Papers I Read Notes and Summaries

Remembering for the Right Reasons - Explanations Reduce Catastrophic Forgetting

Introduction

  • The paper hypothesizes that catastrophic forgetting can happen if the model can not rely on “reasoning” used for an old datapoint. If that is the case, catastrophic forgetting may be alleviated when the model “remembers” why it made a prediction previously.
  • The paper presents a simple instantiation of this hypothesis, in the form of a technique called Remembering for the Right Reasons (RRR).
  • The idea is to store model explanations, along with previous examples in the replay buffer. During replay, an additional explanation loss is used, along with the regular replay loss.
  • Link to the paper
  • Link to the code

Setup

  • The model is trained over a sequence of data distributions in the class-incremental learning setup. A single-head architecture is used so that the task ID is not required during inference.
  • Along with the standard replay buffer (\(M^{rep}\)) for the raw input examples (from different tasks), another replay buffer (\(M^{RRR}\)) is maintained for storing the “explanations” (in the form of saliency maps), corresponding to examples in \(M^{rep}\).
  • RRR is implemented as an L1 loss on the error between the saliency map generated after training on the current task and the saliency map in \(M^{RRR}\).
  • Saliency maps need to be generated while the model is training. This requirement rules out black-box saliency methods, which can be used only after training.
  • The gradient-based white-box explainability techniques that are used include:
    • Vanilla backpropagation - Perform a forward pass through the model and take the gradient of the given output class with respect to the input.
    • Backpropagation with SmoothGrad - Saliency maps generated using Vanilla backpropagation can be visually noisy. These maps can be improved by adding pixel-wise Gaussian noise to n copies of the image and averaging the resulting gradients. The paper used n=40.
    • Gradient-weighted Class Activation Mapping (Grad-CAM) - Uses gradients to determine the importance of feature map activations on a given prediction.
  • RRR can be easily used with memory and regularization based approaches.
  • The paper combined RRR with the following standard Class Incremental Learning (CIL) models:

Experiments

Few-Shiot Class Incremental Learning

  • C-way K-shot class incremental learning with C classes and K training samples per class and b base classes to learn as the first task.
  • Caltech-UCSD Birds dataset with 100 base classes and remaining 100 classes divided into ten tasks, with three samples per class. The test set is not changed.
  • In teems of saliency maps., Grad-CAM is better than Vanilla Backpropagation, which in turn is comparable to SmoothGrad. The same trend is seen in terms of memory overhead, with Grad-CAM having the least memory overhead.
  • Adding the RRR loss improves the performance of all the baselines.

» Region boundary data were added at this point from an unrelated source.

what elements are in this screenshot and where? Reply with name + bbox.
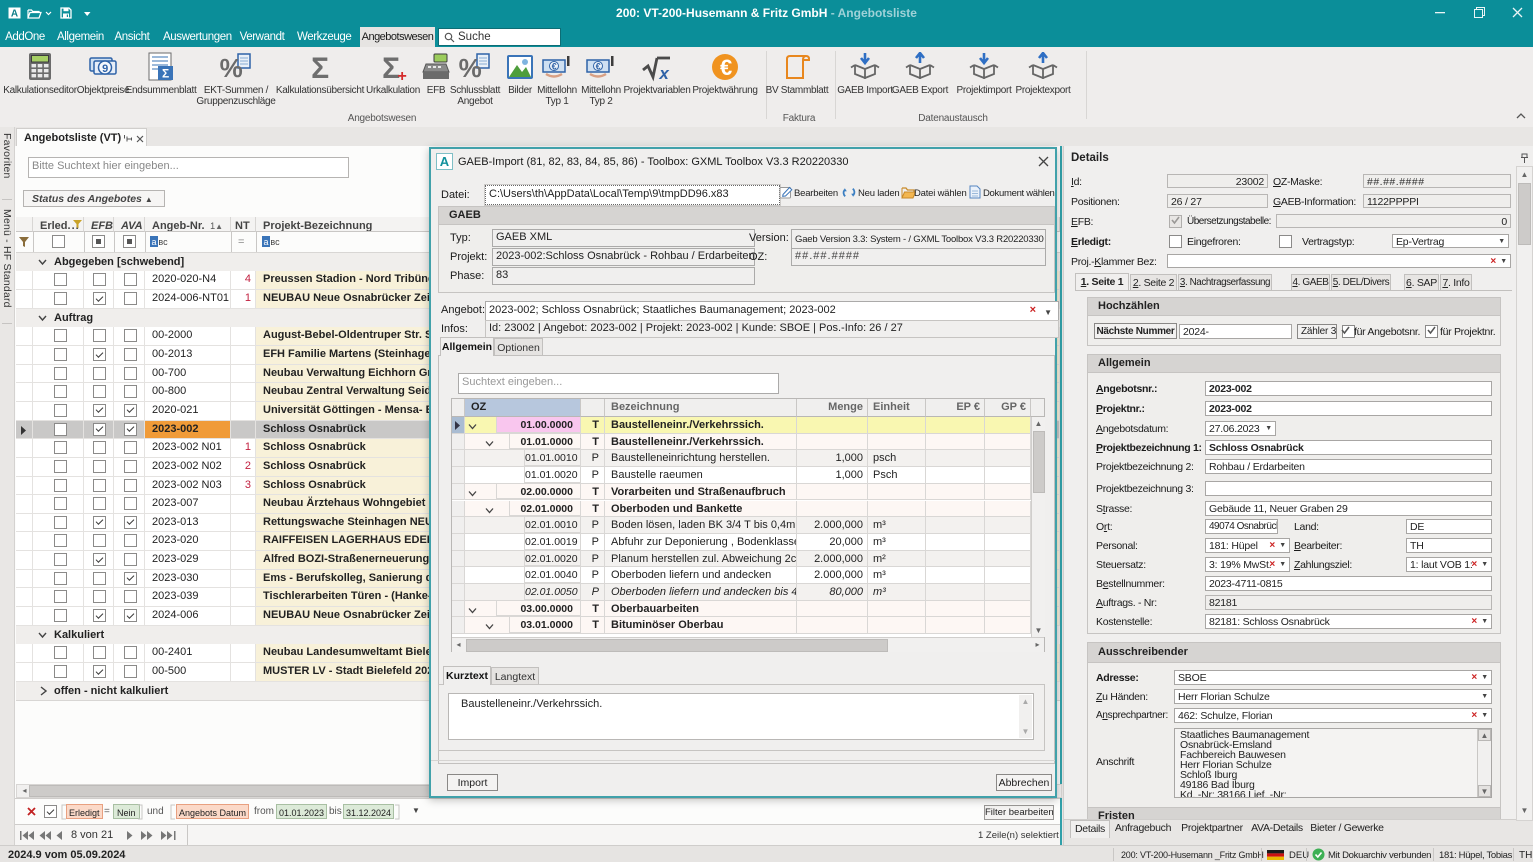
svg-text:x: x (658, 64, 670, 82)
svg-text:€: € (552, 62, 557, 72)
svg-text:ʙᴄ: ʙᴄ (158, 237, 168, 247)
svg-text:€: € (596, 62, 601, 72)
svg-text:9: 9 (102, 63, 108, 75)
svg-text:+: + (397, 68, 406, 82)
svg-text:a: a (151, 237, 156, 247)
svg-text:ʙᴄ: ʙᴄ (270, 237, 280, 247)
svg-text:€: € (720, 55, 732, 80)
svg-text:a: a (263, 237, 268, 247)
svg-text:Σ: Σ (311, 52, 329, 82)
svg-text:%: % (459, 53, 482, 82)
svg-text:%: % (220, 53, 243, 82)
svg-text:Σ: Σ (162, 67, 169, 81)
svg-text:A: A (440, 154, 450, 169)
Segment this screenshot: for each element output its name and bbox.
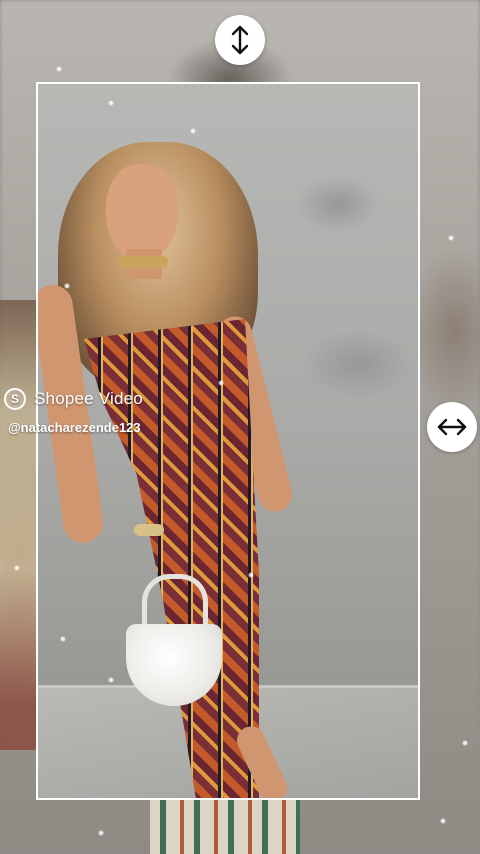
sparkle [14,565,20,571]
sparkle [108,100,114,106]
horizontal-resize-arrows-icon [437,418,467,436]
sparkle [56,66,62,72]
sparkle [98,830,104,836]
sparkle [248,572,254,578]
sparkle [462,740,468,746]
background-left-figure [0,300,36,750]
vertical-resize-arrows-icon [231,25,249,55]
shopee-video-watermark: S Shopee Video @natacharezende123 [4,388,143,435]
sparkle [64,283,70,289]
sparkle [440,818,446,824]
shopee-logo-icon: S [4,388,26,410]
sparkle [108,677,114,683]
bracelet [134,524,164,536]
creator-handle: @natacharezende123 [8,420,141,435]
gold-choker [118,256,168,268]
video-crop-frame[interactable] [36,82,420,800]
sparkle [448,235,454,241]
brand-row: S Shopee Video [4,388,143,410]
background-dress-hem [150,800,300,854]
vertical-resize-handle[interactable] [215,15,265,65]
sparkle [218,380,224,386]
model-face [106,164,178,260]
sparkle [60,636,66,642]
sparkle [190,128,196,134]
brand-name: Shopee Video [34,389,143,408]
horizontal-resize-handle[interactable] [427,402,477,452]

Standard Class Incremental Learning

  • CIFAR100 and ImageNet100 with a memory budget of 2000 samples.
  • Adding the RRR loss improves all the baselines’ performance, and the gains for ImageNet100 are more significant than the gains for CIFAR100.

How often does the model remember its decision for the right reason?

  • The paper uses the Pointing Game (PG) experiment, which uses the ground truth image segmentation to define the true object region.
  • If the maximum attention location (in the predicted saliency map) falls inside the objects, it is considered a hit, else a miss. A hit on a previous example is considered a proxy for the model remembering its decision for the right reason.
  • The precision and recall are reported for the hit metric. Using RRR increases both precision (i.e., less often the model makes the correct decision without looking at the right evidence) and recall (i.e., less frequently does the model makes an incorrect decision, despite looking at the proper evidence).